After all of the tasks have finished, check outputs:
ls results/array | head
cat results/array/form3_row_42.json
Using arrays on the Yens has a lot of advantages:
- We can maximally exploit the large number of cores on the Yens and finish our work faster;
- Since each array job is entirely independent from the others, we still get the same result.
However, using arrays is not a silver bullet:
- In our example, we assumed we have one array job per filing URL. In practice, it may be more efficient to process several URLs together for one individual array job.
- As we’ve written it, our code spits out one output file per array job. In practice, you still need to combine these into one single data output, ideally using an additional script you’ll have to write.
Sharing Your Work & Results
OK! We’ve now processed a bunch of SEC filings.
What’s left for us to do?
Copying Results
You want to copy the results from the Yens onto your local machine to share the results with your advisor. How do you do it?
Remember: Where do we run commands for copying from?
Communicating Your Work
Finally, your advisor (who hasn’t been keeping up with your progress, alas) wants to understand the code you’ve written, to make sure that everything makes sense.
We’ve already created a README.md
document for you to edit in the repository you cloned yesterday. Your job is to edit that document, and fill in the following details so it’s easy for your advisor (or your future self) to understand your work:
- What does your SEC filing pipeline do?
- How can someone run it?
- Where are the results are saved?
- If we get new SEC filings data, how should someone update and re-run the pipeline?
When you’re done, please put a green sticky note 🟩 on the back of your laptop so we know you’re done.
Summary of the Course
Over these two sessions, you’ve learned to:
- Connect to the Yens via SSH and JupyterHub
- Navigate the filesystem and move data to/from the cluster
- Create and activate reproducible Python environments
- Run code interactively and measure resource use (CPU, memory, runtime)
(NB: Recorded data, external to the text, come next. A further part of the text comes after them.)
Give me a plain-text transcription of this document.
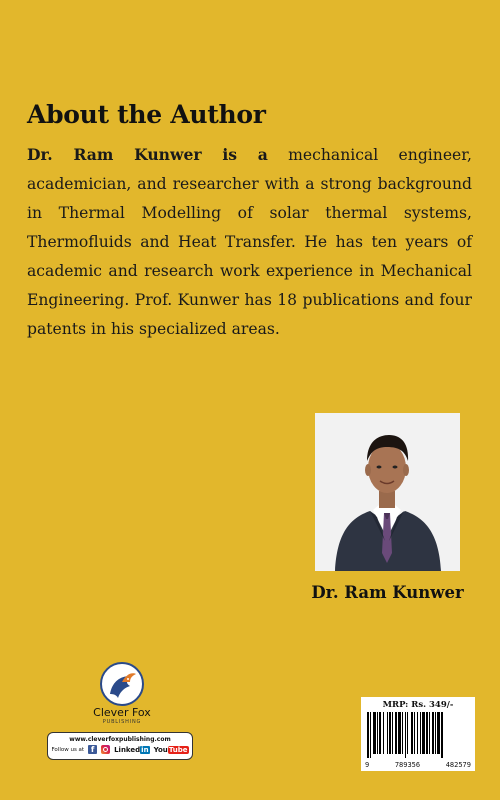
About the Author
Dr. Ram Kunwer is a mechanical engineer, academician, and researcher with a strong background in Thermal Modelling of solar thermal systems, Thermofluids and Heat Transfer. He has ten years of academic and research work experience in Mechanical Engineering. Prof. Kunwer has 18 publications and four patents in his specialized areas.
Dr. Ram Kunwer
Clever Fox
PUBLISHING
www.cleverfoxpublishing.com
Follow us at f	Linkedin YouTube
MRP: Rs. 349/-
9	789356	482579
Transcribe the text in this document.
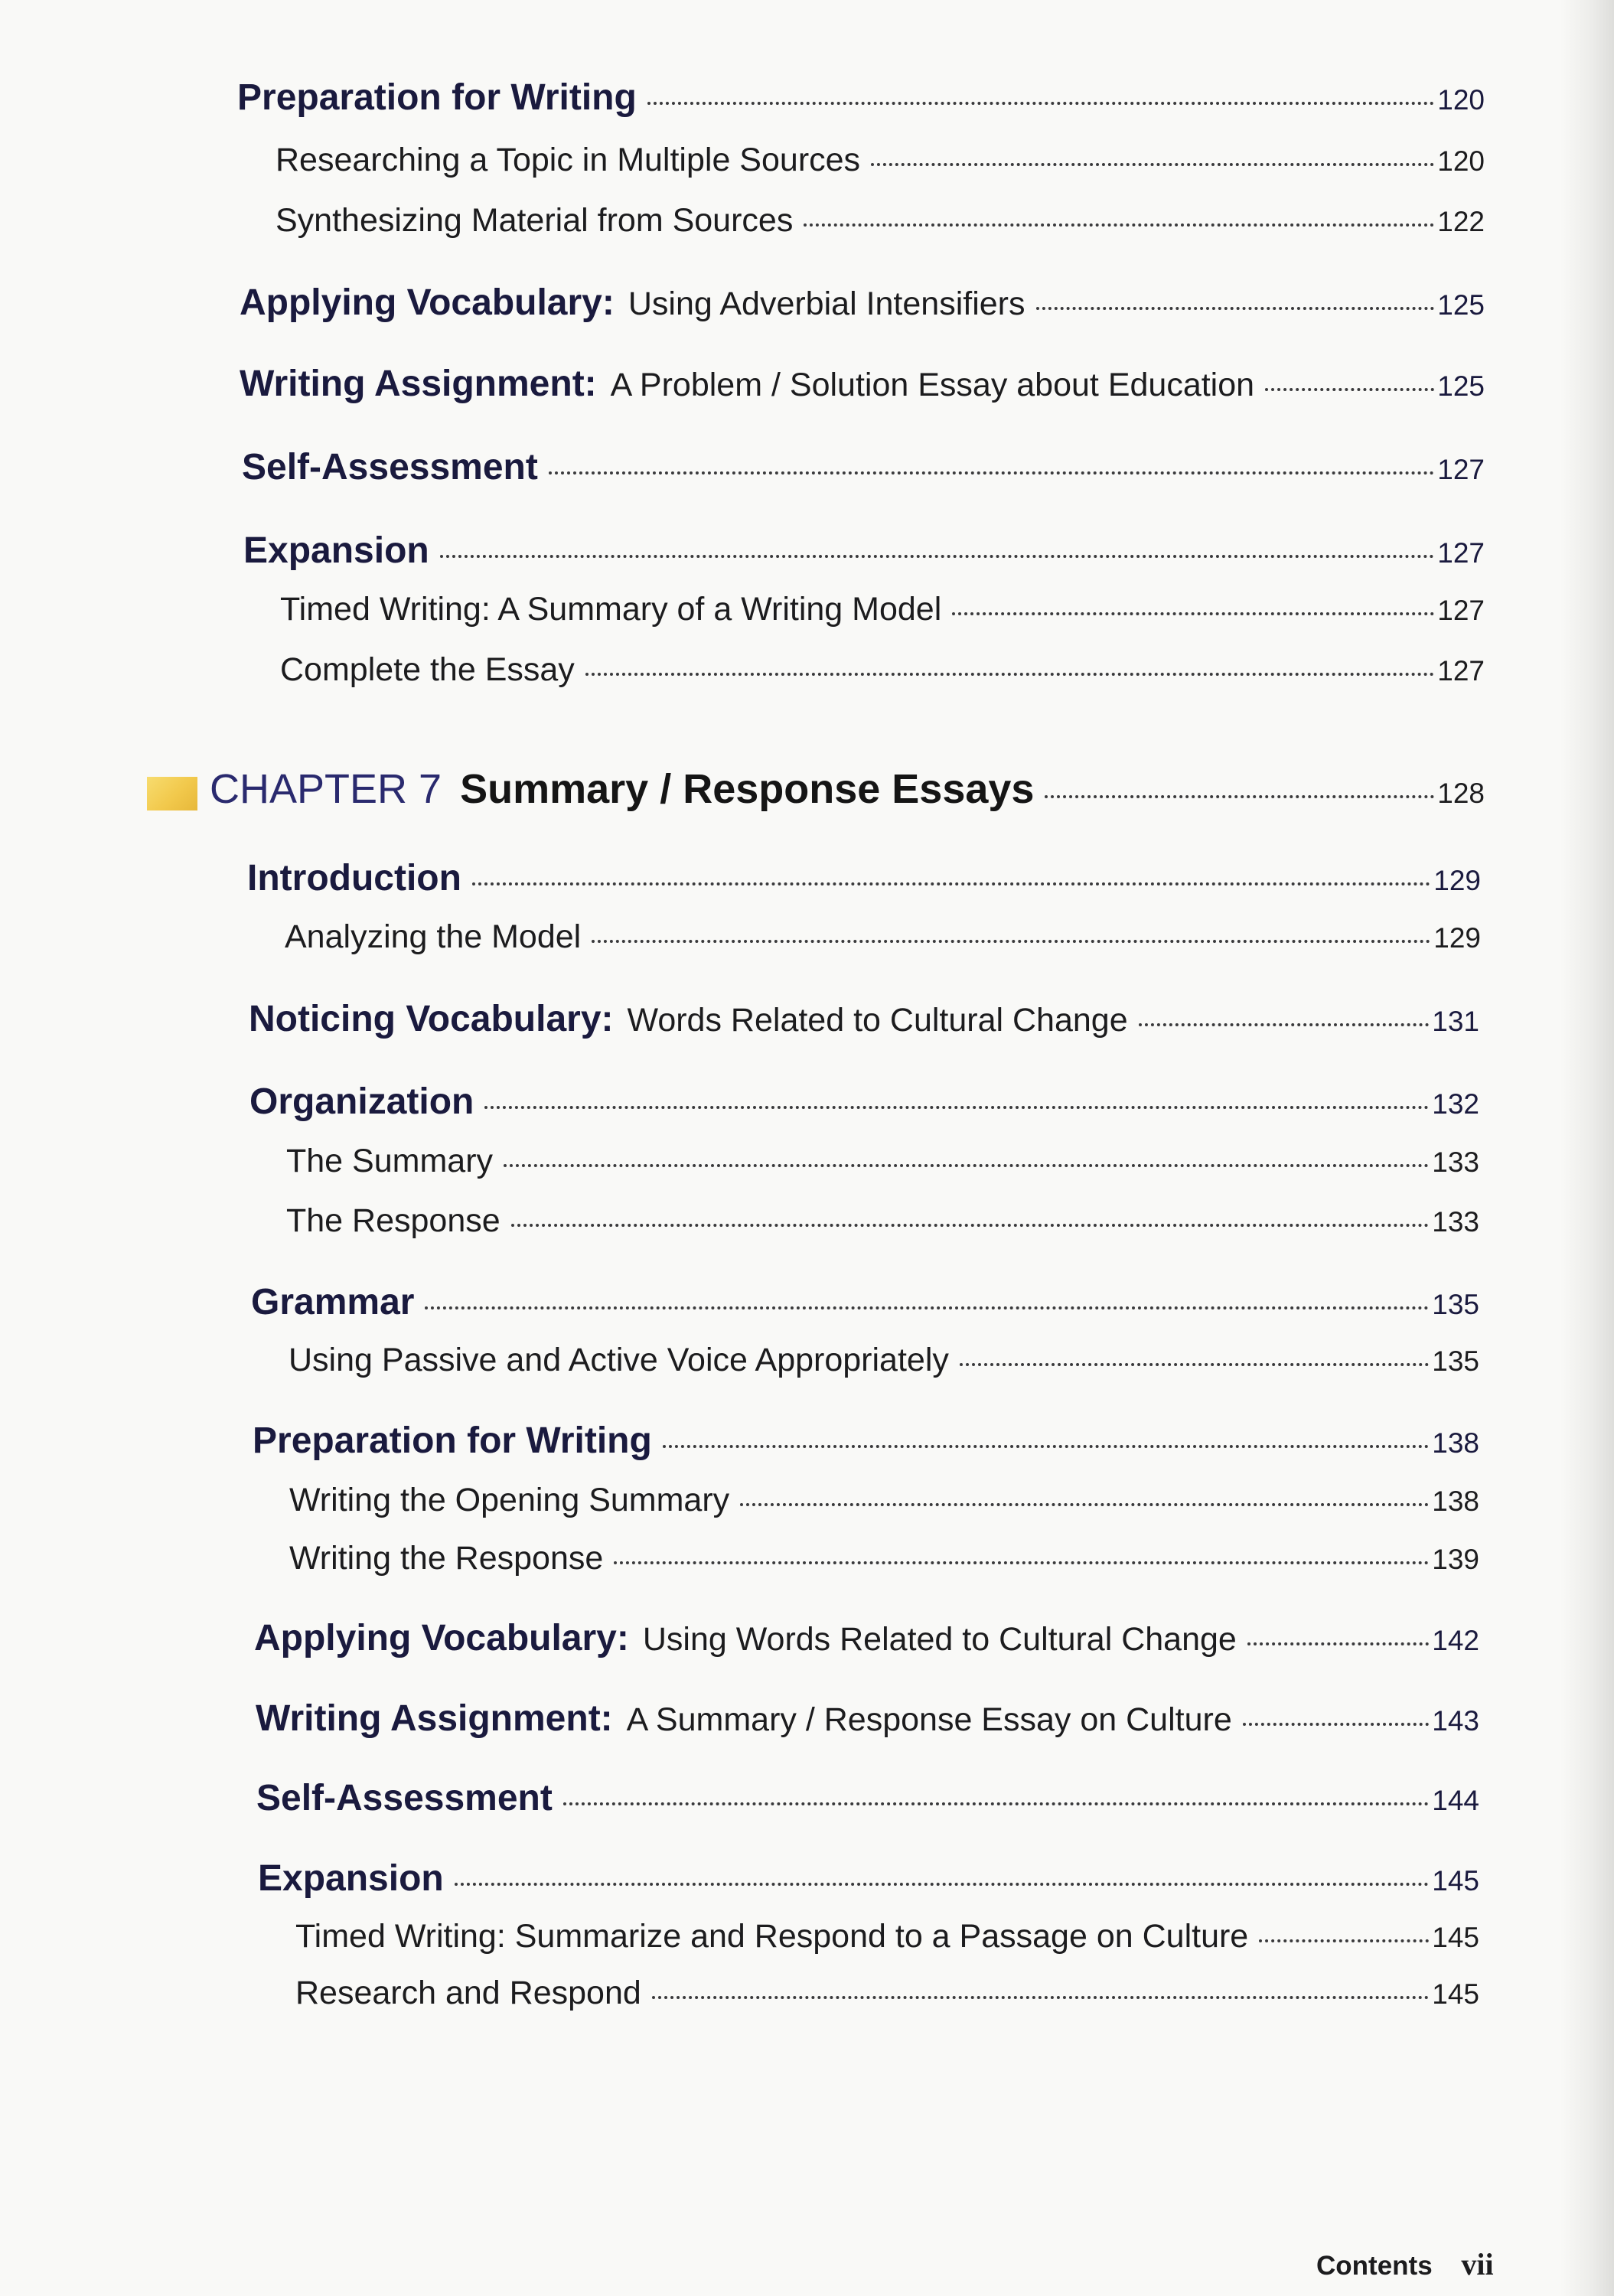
Preparation for Writing	120
Researching a Topic in Multiple Sources	120
Synthesizing Material from Sources	122
Applying Vocabulary: Using Adverbial Intensifiers	125
Writing Assignment: A Problem / Solution Essay about Education	125
Self-Assessment	127
Expansion	127
Timed Writing: A Summary of a Writing Model	127
Complete the Essay	127
CHAPTER 7 Summary / Response Essays	128
Introduction	129
Analyzing the Model	129
Noticing Vocabulary: Words Related to Cultural Change	131
Organization	132
The Summary	133
The Response	133
Grammar	135
Using Passive and Active Voice Appropriately	135
Preparation for Writing	138
Writing the Opening Summary	138
Writing the Response	139
Applying Vocabulary: Using Words Related to Cultural Change	142
Writing Assignment: A Summary / Response Essay on Culture	143
Self-Assessment	144
Expansion	145
Timed Writing: Summarize and Respond to a Passage on Culture	145
Research and Respond	145
Contents vii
- Submit and monitor jobs with Slurm
- Debug and fix common job script errors
- Handle jobs that fail for memory or time reasons
- Run real research workflows with checkpointing and batch jobs
- Scale up with job arrays for parallel processing
- Share results and document your workflow for collaborators
✅ You now have the full workflow: from logging in and setting up an environment, through running and scaling jobs, to sharing results.
🎉 Congratulations on completing Yens Onboarding!
You now have the skills to connect, run, debug, and scale jobs on the cluster. Bring these tools into your research — and remember, you’ve got a community and resources to support you.